Sanırım gözlerim doluyordu Hoseok.
Ağlamamak için tırnaklarımı derime batırdım.
'Zaten çok fazla konuşmuşluğumuz bile yok, şimdi kapıma gelip böyle davranman tuhaf Hoseok. Sadece sınıf başkanısın. Görevini yerine getirerek bedenimi gördüğüne göre artık gitmen gerek, yorgunum' dedim artık kalmayan dayanıklılığımla.
Ben kötü bir kızım Hoseok biliyorum.
Ama sana bunu yapamam.
Hayallerinle yaşıyorum, hayallerinle uyuyorum sevdiğim ama bu gerçeklikle aynı değil.
Senin için geçmişteki bahçeme meyveli yoğurt bırakan kız olarak kalmalıyım.
Özür dilerim.Aynı anda nefes aldık.
Seninki sanki hayal kırıklığına uğratılmış birininki gibiydi.
Ağzını açarak bir şeyler söyleyecek gibi oldun.

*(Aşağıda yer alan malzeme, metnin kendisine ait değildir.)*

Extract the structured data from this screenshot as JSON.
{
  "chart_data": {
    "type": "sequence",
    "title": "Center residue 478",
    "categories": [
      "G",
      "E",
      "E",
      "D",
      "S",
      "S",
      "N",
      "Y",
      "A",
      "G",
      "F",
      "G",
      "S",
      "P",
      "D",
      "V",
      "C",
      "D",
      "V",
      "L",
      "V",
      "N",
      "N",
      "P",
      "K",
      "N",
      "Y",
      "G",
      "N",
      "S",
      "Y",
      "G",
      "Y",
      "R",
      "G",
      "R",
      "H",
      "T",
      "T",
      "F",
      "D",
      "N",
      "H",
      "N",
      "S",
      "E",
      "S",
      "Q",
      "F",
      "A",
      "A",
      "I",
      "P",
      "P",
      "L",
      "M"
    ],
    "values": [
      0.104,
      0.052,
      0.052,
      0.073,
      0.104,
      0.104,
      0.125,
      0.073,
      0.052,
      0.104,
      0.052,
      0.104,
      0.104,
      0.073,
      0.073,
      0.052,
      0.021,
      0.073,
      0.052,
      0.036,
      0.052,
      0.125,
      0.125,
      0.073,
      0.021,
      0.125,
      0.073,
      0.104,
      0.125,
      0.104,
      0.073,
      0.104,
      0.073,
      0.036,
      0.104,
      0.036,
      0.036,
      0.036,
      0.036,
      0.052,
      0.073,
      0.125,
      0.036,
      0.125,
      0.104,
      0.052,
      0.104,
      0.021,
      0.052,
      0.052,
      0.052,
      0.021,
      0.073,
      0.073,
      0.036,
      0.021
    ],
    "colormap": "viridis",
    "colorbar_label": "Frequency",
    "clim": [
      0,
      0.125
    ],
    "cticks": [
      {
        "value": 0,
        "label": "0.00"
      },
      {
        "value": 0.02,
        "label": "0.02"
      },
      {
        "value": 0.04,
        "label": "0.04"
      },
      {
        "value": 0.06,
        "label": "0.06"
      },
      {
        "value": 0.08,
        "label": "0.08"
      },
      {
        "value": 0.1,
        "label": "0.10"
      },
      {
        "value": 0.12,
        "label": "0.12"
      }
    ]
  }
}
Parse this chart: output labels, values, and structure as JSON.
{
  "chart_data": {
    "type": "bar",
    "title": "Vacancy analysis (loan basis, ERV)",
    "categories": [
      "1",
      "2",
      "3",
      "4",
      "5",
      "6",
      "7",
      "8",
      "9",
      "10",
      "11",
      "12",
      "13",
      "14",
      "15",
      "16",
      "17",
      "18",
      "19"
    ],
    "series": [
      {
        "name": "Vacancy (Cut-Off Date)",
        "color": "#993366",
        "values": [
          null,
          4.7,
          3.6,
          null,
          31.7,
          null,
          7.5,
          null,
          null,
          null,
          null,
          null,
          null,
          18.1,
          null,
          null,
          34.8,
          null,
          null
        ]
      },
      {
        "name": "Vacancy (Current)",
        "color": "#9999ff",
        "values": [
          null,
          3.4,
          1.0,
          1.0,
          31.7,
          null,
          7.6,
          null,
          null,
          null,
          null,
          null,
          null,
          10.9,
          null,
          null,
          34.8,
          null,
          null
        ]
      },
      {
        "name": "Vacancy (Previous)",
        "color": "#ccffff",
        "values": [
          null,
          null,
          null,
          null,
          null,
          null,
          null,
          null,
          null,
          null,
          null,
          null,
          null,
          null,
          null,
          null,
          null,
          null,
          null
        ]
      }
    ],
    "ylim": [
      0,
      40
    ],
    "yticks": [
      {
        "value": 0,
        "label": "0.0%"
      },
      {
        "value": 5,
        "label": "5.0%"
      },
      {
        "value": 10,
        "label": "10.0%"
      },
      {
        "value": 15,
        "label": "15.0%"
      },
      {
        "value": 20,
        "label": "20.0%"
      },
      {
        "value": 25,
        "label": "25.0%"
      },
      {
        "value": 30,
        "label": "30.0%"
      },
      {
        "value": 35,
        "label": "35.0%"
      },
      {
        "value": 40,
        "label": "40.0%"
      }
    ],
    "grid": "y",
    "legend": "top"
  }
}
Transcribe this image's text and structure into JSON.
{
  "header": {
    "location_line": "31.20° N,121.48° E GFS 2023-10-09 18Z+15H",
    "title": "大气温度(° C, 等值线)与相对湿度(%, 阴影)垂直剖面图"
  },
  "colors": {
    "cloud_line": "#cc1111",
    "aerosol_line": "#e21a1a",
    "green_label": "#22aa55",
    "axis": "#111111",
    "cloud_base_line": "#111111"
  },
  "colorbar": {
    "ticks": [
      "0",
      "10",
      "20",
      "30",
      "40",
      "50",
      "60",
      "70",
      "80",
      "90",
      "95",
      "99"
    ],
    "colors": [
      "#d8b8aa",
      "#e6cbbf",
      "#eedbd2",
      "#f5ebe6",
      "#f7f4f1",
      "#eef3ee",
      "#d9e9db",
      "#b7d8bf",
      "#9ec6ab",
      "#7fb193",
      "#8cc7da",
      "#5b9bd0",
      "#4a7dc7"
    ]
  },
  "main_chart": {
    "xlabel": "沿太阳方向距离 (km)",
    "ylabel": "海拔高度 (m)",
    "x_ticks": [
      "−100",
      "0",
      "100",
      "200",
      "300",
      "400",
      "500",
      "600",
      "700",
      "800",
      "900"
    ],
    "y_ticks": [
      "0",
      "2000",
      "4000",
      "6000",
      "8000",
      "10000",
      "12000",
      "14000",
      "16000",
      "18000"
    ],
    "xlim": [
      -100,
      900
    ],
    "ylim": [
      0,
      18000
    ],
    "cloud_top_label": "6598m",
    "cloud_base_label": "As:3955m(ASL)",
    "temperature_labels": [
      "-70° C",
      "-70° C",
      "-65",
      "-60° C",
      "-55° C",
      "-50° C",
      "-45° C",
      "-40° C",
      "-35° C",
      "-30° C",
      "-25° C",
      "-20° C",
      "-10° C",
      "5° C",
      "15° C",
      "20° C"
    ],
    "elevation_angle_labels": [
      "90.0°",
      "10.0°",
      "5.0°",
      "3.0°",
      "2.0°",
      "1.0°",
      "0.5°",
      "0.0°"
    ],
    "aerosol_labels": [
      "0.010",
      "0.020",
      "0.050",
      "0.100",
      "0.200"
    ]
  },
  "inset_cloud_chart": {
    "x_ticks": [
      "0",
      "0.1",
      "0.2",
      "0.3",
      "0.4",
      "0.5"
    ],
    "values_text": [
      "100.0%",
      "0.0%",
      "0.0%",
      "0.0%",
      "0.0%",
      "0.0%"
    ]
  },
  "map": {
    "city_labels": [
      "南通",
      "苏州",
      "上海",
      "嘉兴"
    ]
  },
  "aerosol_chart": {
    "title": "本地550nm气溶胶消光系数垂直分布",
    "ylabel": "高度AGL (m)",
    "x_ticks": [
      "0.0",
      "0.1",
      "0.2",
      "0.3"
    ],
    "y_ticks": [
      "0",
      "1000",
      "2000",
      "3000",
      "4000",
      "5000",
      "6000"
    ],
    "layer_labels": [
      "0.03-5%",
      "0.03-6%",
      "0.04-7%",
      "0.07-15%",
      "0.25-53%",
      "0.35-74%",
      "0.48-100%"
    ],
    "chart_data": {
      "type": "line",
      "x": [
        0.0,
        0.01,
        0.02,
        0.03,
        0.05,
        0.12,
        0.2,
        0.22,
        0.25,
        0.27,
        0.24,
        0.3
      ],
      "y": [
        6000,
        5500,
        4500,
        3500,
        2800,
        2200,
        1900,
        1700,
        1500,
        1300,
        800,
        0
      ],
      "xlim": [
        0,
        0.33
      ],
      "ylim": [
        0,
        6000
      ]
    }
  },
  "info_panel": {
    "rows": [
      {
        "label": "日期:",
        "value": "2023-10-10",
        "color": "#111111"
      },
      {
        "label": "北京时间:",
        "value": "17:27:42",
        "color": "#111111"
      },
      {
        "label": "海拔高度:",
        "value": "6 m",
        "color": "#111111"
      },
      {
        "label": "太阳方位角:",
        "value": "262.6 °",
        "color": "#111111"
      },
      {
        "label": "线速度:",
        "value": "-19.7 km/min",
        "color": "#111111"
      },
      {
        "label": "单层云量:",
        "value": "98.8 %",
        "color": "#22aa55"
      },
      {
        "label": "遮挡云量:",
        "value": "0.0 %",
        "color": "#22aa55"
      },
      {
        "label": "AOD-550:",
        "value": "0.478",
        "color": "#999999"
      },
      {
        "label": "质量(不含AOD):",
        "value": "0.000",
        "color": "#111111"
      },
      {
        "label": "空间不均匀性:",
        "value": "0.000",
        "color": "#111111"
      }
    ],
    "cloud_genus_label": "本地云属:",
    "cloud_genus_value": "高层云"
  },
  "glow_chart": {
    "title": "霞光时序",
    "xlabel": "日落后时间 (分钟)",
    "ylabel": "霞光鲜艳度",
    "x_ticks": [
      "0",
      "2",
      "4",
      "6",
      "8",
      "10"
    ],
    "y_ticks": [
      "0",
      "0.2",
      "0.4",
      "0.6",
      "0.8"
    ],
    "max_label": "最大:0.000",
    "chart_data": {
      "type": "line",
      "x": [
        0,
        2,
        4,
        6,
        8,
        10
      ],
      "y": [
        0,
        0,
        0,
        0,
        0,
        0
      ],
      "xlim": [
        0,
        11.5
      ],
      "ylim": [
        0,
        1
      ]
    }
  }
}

Sonra sustun ve gözlerini kapattın.
Diyeceklerini düşünüyordun.
Hep yapardın bu hareketi.
Gözlerinin kapalılığından yararlanarak çabucak akan gözyaşımı sildim.
Yavaşça açtın gözlerini.
'Sanırım yorgunluktan gözyaşı döküyorsun. Dediğin gibi, gidiyorum Sowon. Umarım ileride daha çok konuşacak şeylerimiz olur. Umarım, ileride bu sınıf başkanını seversin.